In a broader study of COVID-19 clusters worldwide, epidemiologist Gwen Knight at the London School of Hygiene & Tropical Medicine and her colleagues collected data before most school closings took effect. If schools were a major driver of viral spread, she says, “We would have expected to find more clusters linked to schools. That’s not what we found.” Still, she adds, without widespread testing of young people, who often don’t have symptoms, it’s hard to know for sure what role schools might play.
At the same time, open schools can change the overall balance of who becomes infected by adding cases among children. In Germany, the proportion of all new infections that were in children under age 19 ticked upward from about 10% in early May, when schools reopened, to nearly 20% in late June. But wider testing and a decline in cases among the elderly could also explain the increase. In Israel, infections among children increased steadily after schools opened. That paralleled a rise in cases nationwide, but it’s not clear whether the country’s rising caseload contributed to the increase within schools or vice versa.

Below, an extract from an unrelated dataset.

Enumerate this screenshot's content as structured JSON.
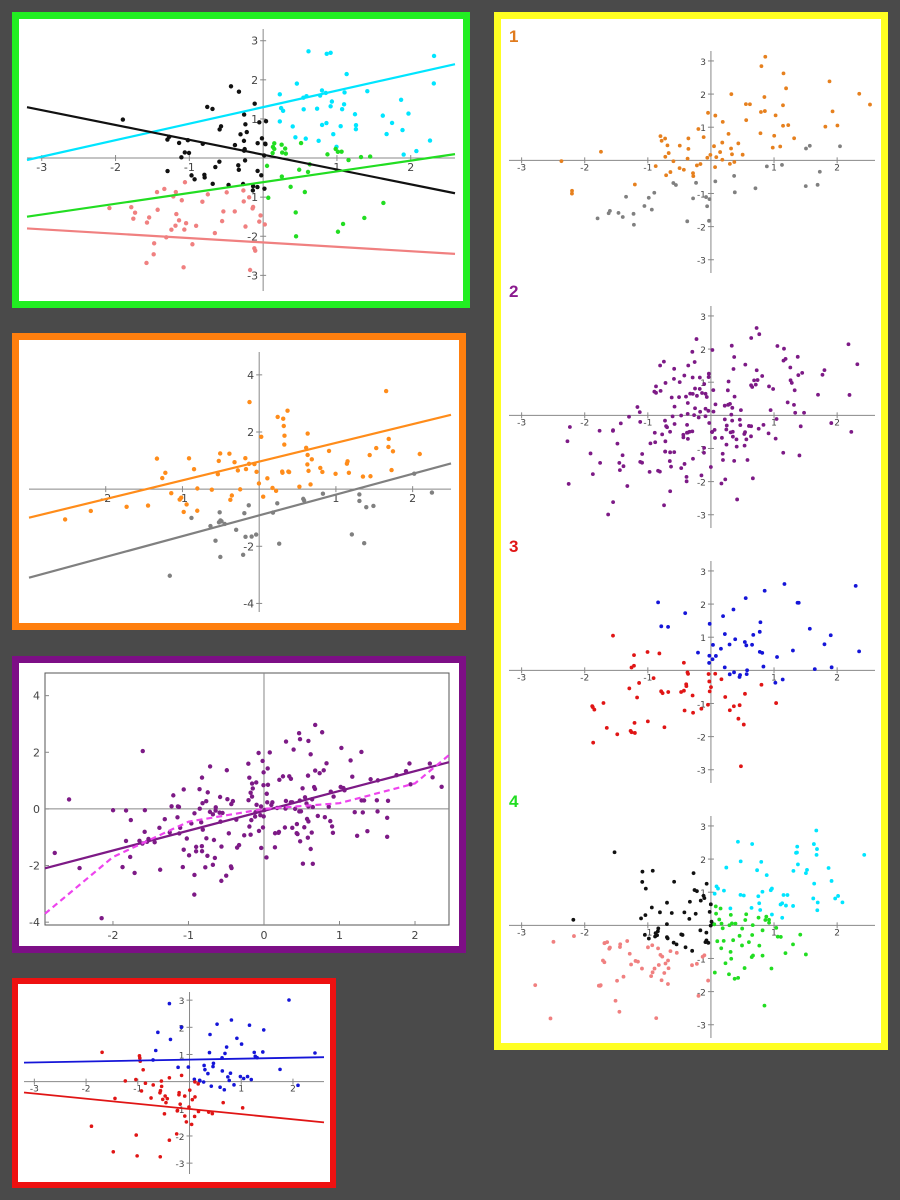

“We try to focus the epidemiologic research and find the source but it’s hard,” Aflalo says. “We cannot say right now this is because of this or that.”
What lies ahead?
In much of the world, schools that closed in March remained closed through the summer break, and autumn will see a wave of reopenings. For millions of especially vulnerable children, however, the break may continue indefinitely. Many low-income countries lack the resources to shrink class sizes or provide everyone with masks and so are hesitant to reopen in the midst of a pandemic. In June, Bangladeshi Prime Minister Sheikh Hasina said schools will likely stay shut until the danger of COVID-19 has passed. Similarly, officials in the Philippines said in-person schooling will not resume until there is a vaccine to protect against COVID-19.
In other places, ranging from Mexico to Afghanistan to the United States, planning for fall 2020 is underway. In the United States, school districts are releasing a patchwork of plans, which often include hybrid models that alternate distance learning with small in-person classes.
The experiment will continue. Yet scientists lament that as before, it may not generate the details they crave about infection patterns and paths of transmission. “There just isn’t really a culture of research” in schools, Edwards says. Gathering data from schoolchildren comes with layers of complexity beyond those of traditional pediatric research. In addition to seeking consent from parents and children, it often requires buy-in from teachers and school administrators who are already overwhelmed by their new reality. Integrating research—the only sure way to gauge the success of their varied strategies—may be more than they can handle.